Update. Matt has sent me a clarification regarding preserving the game code or machines,
I’d actually make a sharp distinction between preserving the code and the machines. The former is always necessary (though never sufficient); the latter is always desirable (at least in my view, though others at the Berkeley meeting would differ), but not always feasible and is expendable more often than we might think. I realize I may not have been as clear as I needed to be in my remarks, but the essential point was that the built materiality of a Turing computer is precisely that it is a machine engineered to render its own
artifactual dimension irrelevant. We do no favors to materiality of computation by ignoring this (which is what one of the questioners seemed to want).
tiddlyspot
I blogged before about TiddlyWiki the amazing selfcontained (HTML, CSS and JavaScript) wiki in a web page. I’ve now come across tiddlyspot where you can create a server based TiddlyWiki that can be private or public.

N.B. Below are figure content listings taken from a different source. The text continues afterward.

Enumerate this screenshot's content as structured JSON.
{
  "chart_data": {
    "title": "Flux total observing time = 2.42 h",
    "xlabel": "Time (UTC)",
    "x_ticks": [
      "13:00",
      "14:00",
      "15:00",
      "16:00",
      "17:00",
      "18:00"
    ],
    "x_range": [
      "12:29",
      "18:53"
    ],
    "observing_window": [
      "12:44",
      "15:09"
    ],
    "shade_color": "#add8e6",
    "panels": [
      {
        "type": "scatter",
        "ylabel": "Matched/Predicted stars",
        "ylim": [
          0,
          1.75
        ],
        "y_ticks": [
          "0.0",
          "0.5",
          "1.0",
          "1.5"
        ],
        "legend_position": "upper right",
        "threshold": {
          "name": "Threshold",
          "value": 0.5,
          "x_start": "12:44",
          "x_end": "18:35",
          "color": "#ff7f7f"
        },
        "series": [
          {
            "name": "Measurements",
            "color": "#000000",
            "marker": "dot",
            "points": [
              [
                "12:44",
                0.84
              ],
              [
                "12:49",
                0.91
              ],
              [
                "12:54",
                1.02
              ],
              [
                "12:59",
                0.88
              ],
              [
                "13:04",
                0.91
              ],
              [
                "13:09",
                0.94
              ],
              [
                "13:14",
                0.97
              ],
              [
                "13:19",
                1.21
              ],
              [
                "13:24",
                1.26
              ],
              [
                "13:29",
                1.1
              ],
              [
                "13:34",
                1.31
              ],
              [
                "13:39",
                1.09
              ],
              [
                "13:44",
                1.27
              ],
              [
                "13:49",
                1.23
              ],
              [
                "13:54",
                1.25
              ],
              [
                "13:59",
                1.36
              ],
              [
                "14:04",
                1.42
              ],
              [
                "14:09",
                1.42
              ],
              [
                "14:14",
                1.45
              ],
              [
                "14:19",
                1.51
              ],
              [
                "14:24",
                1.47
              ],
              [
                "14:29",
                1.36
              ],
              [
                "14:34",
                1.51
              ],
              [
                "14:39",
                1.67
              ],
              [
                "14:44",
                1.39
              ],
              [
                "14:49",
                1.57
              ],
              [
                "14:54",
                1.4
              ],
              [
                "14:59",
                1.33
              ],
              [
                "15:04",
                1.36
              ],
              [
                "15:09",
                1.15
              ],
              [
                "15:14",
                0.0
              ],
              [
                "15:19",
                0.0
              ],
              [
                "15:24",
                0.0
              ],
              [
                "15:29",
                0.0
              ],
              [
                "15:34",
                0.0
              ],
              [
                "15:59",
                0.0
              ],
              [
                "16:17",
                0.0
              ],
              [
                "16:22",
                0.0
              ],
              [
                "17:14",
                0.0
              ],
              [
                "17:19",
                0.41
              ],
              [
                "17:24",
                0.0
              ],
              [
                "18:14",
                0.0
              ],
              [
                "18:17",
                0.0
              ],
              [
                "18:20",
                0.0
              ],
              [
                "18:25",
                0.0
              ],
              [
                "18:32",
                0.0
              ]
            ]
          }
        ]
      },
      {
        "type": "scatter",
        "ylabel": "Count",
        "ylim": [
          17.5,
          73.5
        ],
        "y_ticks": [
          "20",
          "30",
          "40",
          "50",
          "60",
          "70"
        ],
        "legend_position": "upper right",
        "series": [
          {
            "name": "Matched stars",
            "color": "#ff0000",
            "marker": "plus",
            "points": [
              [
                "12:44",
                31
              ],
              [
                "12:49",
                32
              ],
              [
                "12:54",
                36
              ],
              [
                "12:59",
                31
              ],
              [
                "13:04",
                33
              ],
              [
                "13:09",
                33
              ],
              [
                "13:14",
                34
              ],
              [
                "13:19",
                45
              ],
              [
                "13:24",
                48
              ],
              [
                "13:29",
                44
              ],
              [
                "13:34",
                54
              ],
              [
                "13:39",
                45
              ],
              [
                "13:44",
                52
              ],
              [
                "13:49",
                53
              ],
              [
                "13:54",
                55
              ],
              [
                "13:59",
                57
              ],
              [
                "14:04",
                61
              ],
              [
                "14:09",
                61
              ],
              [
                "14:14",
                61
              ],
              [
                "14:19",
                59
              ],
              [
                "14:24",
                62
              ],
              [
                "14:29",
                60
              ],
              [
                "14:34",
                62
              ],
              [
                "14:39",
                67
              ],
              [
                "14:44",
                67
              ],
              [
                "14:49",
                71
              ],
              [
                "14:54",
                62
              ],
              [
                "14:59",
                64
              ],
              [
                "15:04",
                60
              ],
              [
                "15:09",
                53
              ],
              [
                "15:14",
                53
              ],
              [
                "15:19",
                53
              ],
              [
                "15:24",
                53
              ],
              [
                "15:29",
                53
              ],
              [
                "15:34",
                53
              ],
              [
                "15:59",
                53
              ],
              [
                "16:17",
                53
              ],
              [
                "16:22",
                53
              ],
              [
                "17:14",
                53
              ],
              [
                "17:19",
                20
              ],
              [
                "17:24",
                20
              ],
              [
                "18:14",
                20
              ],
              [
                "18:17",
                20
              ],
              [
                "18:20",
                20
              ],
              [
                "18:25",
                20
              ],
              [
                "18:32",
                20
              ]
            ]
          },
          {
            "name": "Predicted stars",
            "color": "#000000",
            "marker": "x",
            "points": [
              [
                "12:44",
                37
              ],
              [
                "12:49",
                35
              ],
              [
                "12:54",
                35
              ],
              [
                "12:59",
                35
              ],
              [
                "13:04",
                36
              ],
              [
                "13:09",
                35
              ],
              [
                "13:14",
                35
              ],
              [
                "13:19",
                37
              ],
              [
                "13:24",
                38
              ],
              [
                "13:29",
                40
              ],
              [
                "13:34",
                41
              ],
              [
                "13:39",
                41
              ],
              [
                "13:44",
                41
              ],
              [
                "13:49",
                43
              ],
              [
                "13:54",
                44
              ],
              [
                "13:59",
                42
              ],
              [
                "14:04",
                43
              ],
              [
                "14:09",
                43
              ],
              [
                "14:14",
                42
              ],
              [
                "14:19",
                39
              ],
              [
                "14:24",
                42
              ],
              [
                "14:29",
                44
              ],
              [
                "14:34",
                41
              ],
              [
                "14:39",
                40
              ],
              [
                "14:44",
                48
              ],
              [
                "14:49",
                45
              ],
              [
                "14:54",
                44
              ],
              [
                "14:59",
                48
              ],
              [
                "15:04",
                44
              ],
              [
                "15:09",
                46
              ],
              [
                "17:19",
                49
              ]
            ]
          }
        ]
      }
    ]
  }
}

I’m convinced that between services like tiddlyspot, Ning.com, Blogger.com and Flckr.com you can create a robust distributed web presence without needing an ISP. Push your content out into the world.
Wikipedia: Book sources
The Wikipedia has a cool book source lookup tool that I just noticed. If you have a book with the ISBN of “9780304349616” you can create a link like this, The Cassell guide to punctuation which goes to “http://en.wikipedia.org/w/index.php?title=Special:Booksources&isbn=9780304349616”. This opens a page where you can find the book in most accessible card catalogues like Toronto Public Library. The system lets Wikipedia references be followed to local libraries where you could get the book. I should get into the habit of tagging references online this way.
TagCrowd
TagCrowd is a tool that lets you generate a word cloud from text typed in or uploaded. It has a nice clean interface. Unlike our TAPoRware Word Cloud tool the results are HTML so they can be easily integrated into a web page like this,
They have a long list of blacklists of words. I wonder where they came from. Thanks to Paola for this.